TIBCO Statistica® Multiple Regression

Last updated:
12:43pm Apr 03, 2020

The Multiple Regression module is an implementation of linear regression techniques that includes:

  • simple
  • multiple
  • stepwise: forward, backward, or in blocks
  • hierarchical
  • nonlinear including polynomial, exponential, log, etc.
  • Ridge regression, with or without intercept (regression through the origin)
  • weighted least squares models.

This module will calculate a comprehensive set of statistics and extended diagnostics including the complete regression table. This includes:

  • standard errors for B, Beta and intercept
  • R-square and adjusted R-square for intercept and non-intercept models
  • ANOVA table for the regression
  • part and partial correlation matrices
  • correlations and covariances for regression weights
  • sweep matrix (matrix inverse)
  • Durbin-Watson d statistic
  • Mahalanobis and Cook's distances
  • deleted residuals
  • confidence intervals for predicted values
  • ... and others

Predicted And Residual Values

The extensive residual and outlier analysis features a large selection of plots, including a variety of scatterplots, histograms, normal and half-normal probability plots, detrended plots, partial correlation plots, different casewise residual and outlier plots and diagrams, and others. The scores for individual cases can be visualized via exploratory icon plots and other multidimensional graphs integrated directly with the results Spreadsheets. Residual and predicted scores can be appended to the current data file. A forecasting routine allows the user to perform what-if analyses, and to interactively compute predicted scores based on user-defined values of predictors.

By-Group Analysis & Related Procedures

Large regression designs can be analyzed. An option is also included to perform multiple regression analyses broken down by one or more categorical variable (multiple regression analysis by group). Additional add-on procedures include a regression engine that supports models with thousands of variables, a Two-stage Least Squares regression, as well as Box-Cox and Box-Tidwell transformations with graphs.

Related Modules

Nonlinear Estimation, Generalized Linear Models (GLZ), and Partial Least Squares models (PLS) modules can estimate practically any user-defined nonlinear model, including Logit, Probit, and others.
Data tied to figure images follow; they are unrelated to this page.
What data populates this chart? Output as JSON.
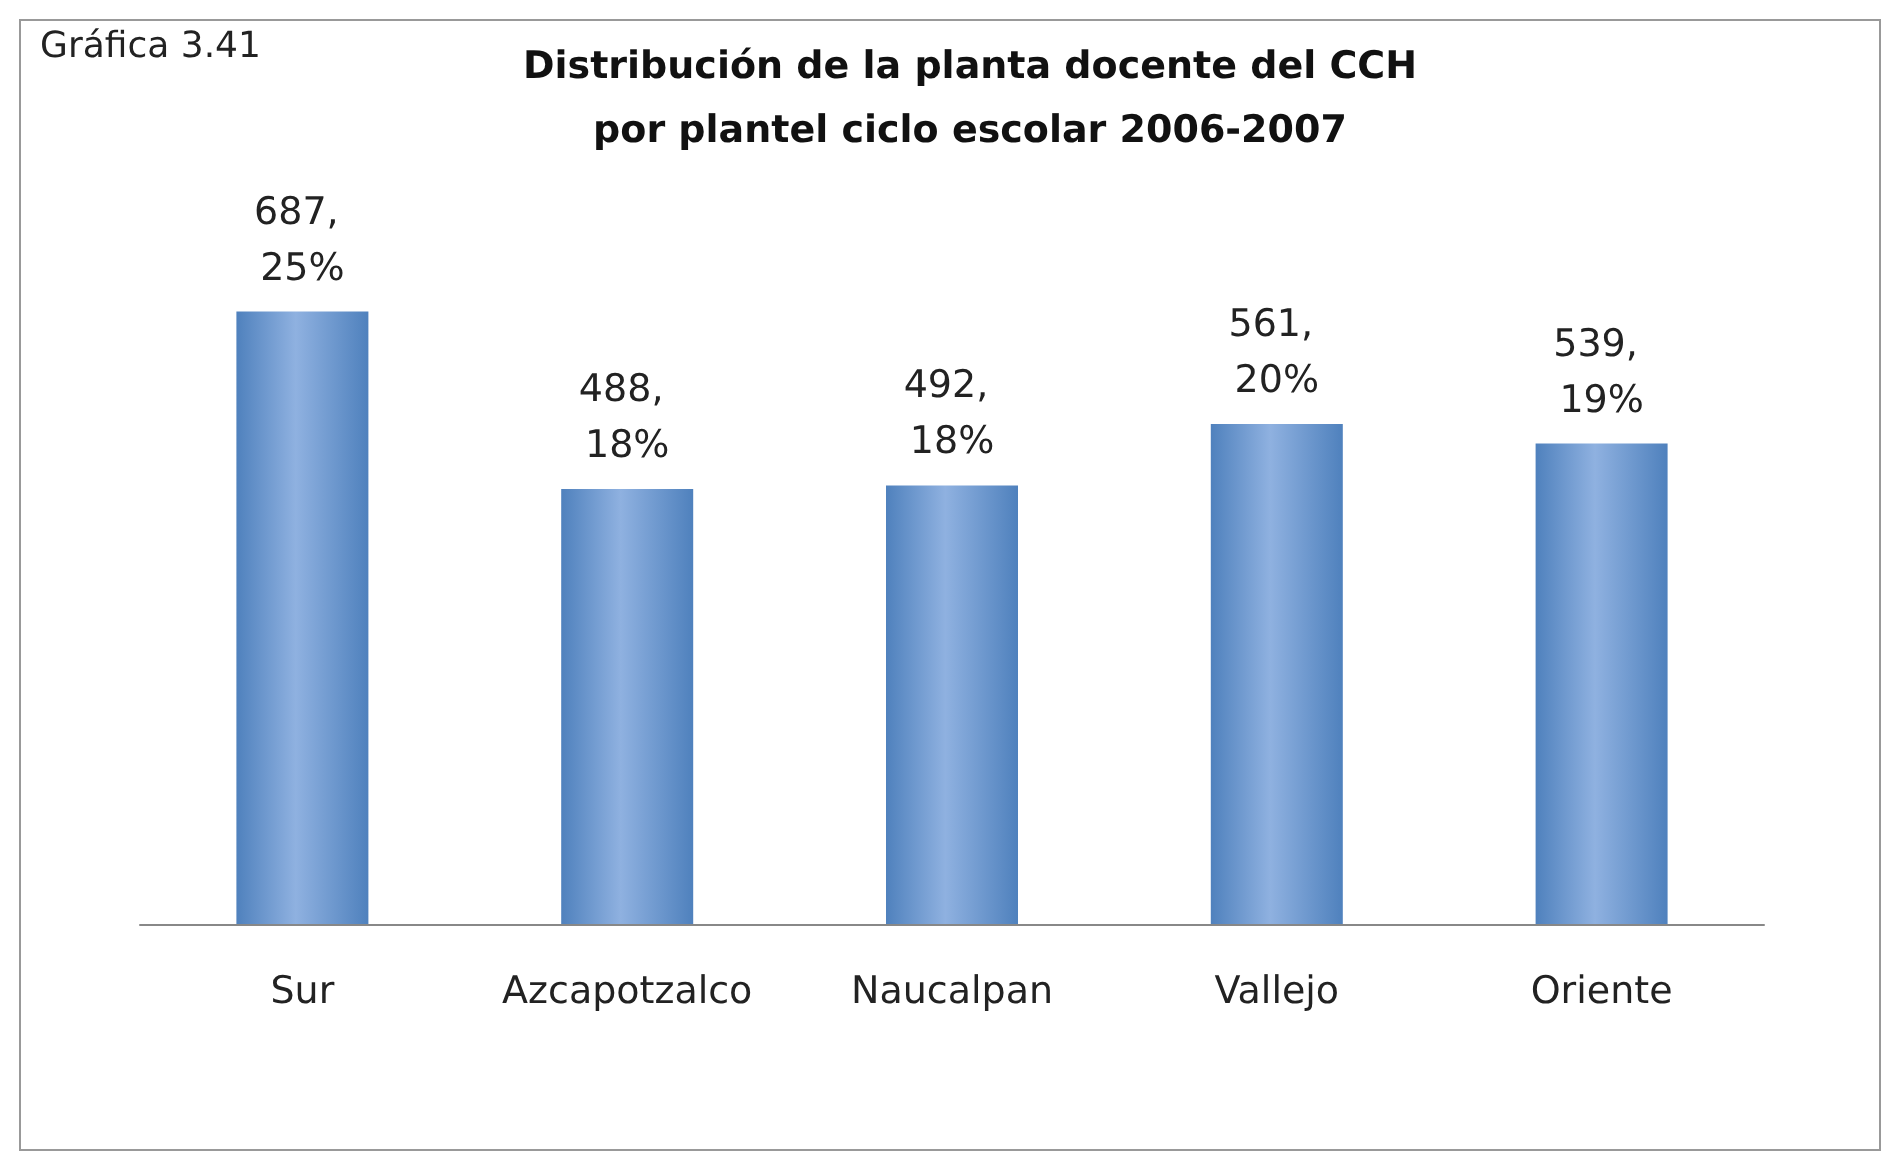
{
  "chart_data": {
    "type": "bar",
    "title": "Distribución de la planta docente del CCH\npor plantel ciclo escolar 2006-2007",
    "annotations": [
      "Gráfica 3.41"
    ],
    "categories": [
      "Sur",
      "Azcapotzalco",
      "Naucalpan",
      "Vallejo",
      "Oriente"
    ],
    "values": [
      687,
      488,
      492,
      561,
      539
    ],
    "value_labels": [
      "687, 25%",
      "488, 18%",
      "492, 18%",
      "561, 20%",
      "539, 19%"
    ],
    "color": "#4f81bd"
  }
}
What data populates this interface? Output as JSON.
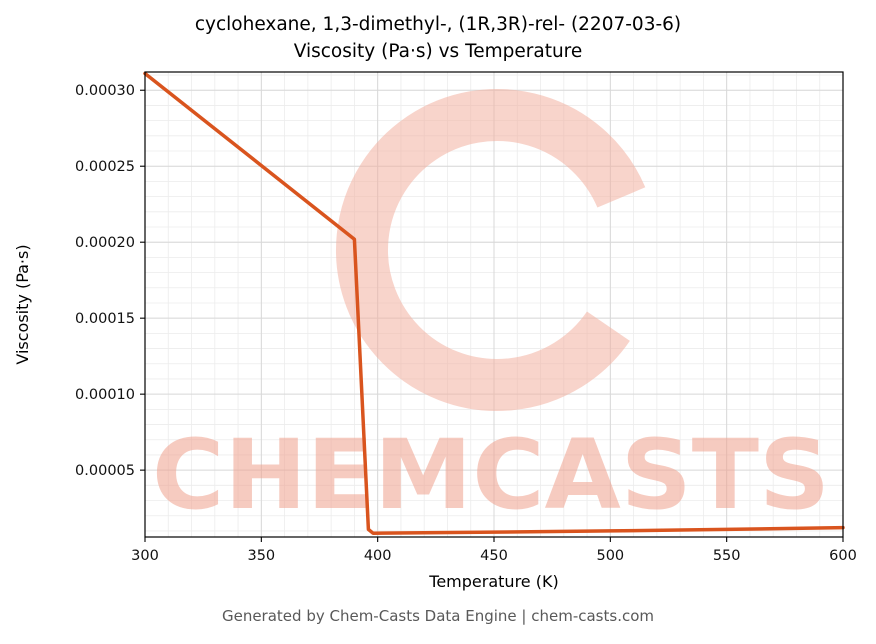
{
  "title_line1": "cyclohexane, 1,3-dimethyl-, (1R,3R)-rel- (2207-03-6)",
  "title_line2": "Viscosity (Pa·s) vs Temperature",
  "footer": "Generated by Chem-Casts Data Engine | chem-casts.com",
  "watermark": {
    "text": "CHEMCASTS",
    "text_color": "#f0a18e",
    "ring_color": "#f2b0a0",
    "text_opacity": 0.55,
    "ring_opacity": 0.55
  },
  "chart_data": {
    "type": "line",
    "title": "cyclohexane, 1,3-dimethyl-, (1R,3R)-rel- (2207-03-6)\nViscosity (Pa·s) vs Temperature",
    "xlabel": "Temperature (K)",
    "ylabel": "Viscosity (Pa·s)",
    "xlim": [
      300,
      600
    ],
    "ylim": [
      6e-06,
      0.000312
    ],
    "x_ticks": [
      300,
      350,
      400,
      450,
      500,
      550,
      600
    ],
    "x_tick_labels": [
      "300",
      "350",
      "400",
      "450",
      "500",
      "550",
      "600"
    ],
    "y_ticks": [
      5e-05,
      0.0001,
      0.00015,
      0.0002,
      0.00025,
      0.0003
    ],
    "y_tick_labels": [
      "0.00005",
      "0.00010",
      "0.00015",
      "0.00020",
      "0.00025",
      "0.00030"
    ],
    "x_minor_step": 10,
    "y_minor_step": 1e-05,
    "grid": "major+minor",
    "legend": "none",
    "line_color": "#d9541e",
    "line_width": 3.5,
    "series": [
      {
        "name": "viscosity",
        "points": [
          [
            300,
            0.000311
          ],
          [
            390,
            0.000202
          ],
          [
            396,
            1.1e-05
          ],
          [
            398,
            8.5e-06
          ],
          [
            420,
            8.8e-06
          ],
          [
            450,
            9.2e-06
          ],
          [
            500,
            1e-05
          ],
          [
            550,
            1.1e-05
          ],
          [
            600,
            1.22e-05
          ]
        ]
      }
    ]
  }
}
SEPATH, the general Structural Equation Modeling and Path Analysis module, allows the user to analyze large correlations, covariances, and moment matrices for intercept models.

Additional advanced methods are provided in the General Regression Models (GRM) module. This module includes best subset regression, multivariate stepwise regression for multiple dependent variables, for models that may include categorical factor effects; statistical summaries for validation and prediction samples, custom hypotheses, etc.).